Tuesday, December 6, 2016

Queue sizes and yields

Real quick, I teveiw some sloppy work I ws doing on two Poisson queues, people waiting in line.

I had customers waiting in line and clerks waiting in line, and as the total number of people went large, the queues looked like they obey Newton grammar. In this model, we can look up on wiki the probability distribution of the number of people at the counter, a negative number was a clerk waiting for a customer, a loss; a positive number was a customer waiting for a clerk, a gain.

If we meet Ito's condition, we can do loss and gain over time.  Or we can look at mean to variance on the net distribution, where we find high queuelengths of customers and clerks results in a wide variation of profits and losses.  If the store owner is dealing with chaotic customers, he has to keep extra clerks at the counters, a loss.  The yield can be approximated by mean/variance on the net distribution.

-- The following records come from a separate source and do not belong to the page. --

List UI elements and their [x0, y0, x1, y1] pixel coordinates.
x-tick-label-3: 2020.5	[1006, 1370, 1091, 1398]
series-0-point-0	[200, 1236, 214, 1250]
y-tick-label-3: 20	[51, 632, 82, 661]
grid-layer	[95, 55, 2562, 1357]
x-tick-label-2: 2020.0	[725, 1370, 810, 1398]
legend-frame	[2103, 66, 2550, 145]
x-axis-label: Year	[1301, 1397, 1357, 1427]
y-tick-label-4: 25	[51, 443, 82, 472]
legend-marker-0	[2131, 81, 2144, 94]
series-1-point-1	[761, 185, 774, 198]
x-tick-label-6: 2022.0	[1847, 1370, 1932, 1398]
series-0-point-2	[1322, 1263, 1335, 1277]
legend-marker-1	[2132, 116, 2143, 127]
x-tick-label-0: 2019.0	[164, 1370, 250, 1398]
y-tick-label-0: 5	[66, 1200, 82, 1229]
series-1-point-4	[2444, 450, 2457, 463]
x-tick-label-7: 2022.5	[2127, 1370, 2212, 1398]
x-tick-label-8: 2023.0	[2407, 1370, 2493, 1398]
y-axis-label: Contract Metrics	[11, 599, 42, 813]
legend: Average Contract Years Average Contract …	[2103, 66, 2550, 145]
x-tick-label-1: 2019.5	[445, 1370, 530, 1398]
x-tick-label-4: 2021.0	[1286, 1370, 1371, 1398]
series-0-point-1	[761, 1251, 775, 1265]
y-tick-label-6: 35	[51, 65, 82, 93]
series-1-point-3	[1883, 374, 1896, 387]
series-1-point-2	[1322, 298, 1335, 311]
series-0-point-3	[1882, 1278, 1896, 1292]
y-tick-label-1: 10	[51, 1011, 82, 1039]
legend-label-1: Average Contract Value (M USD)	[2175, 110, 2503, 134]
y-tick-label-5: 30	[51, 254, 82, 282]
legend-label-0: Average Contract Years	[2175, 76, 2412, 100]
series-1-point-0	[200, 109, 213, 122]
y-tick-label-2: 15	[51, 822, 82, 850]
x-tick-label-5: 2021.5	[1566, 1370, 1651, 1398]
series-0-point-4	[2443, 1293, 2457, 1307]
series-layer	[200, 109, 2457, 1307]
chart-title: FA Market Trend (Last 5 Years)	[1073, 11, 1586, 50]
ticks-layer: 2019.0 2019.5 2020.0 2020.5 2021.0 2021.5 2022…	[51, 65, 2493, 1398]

 What does the store owner do? He re-orders the graph.  She constructs the 10 items or less and 5 or less checkouts, re-orders the clerk work schedule, and orders inventory to match long and short sequence shoppers.  He gets a probability graph such that the nodes are checkout stands, and the queues of customers, at each node,  seldom more than three. He has discovered the theory of the customer, almost, and he has an upward sloping yield curve, with relative latency on the x axis, he can synchronize to the outside traffic and get time; Ito is happy.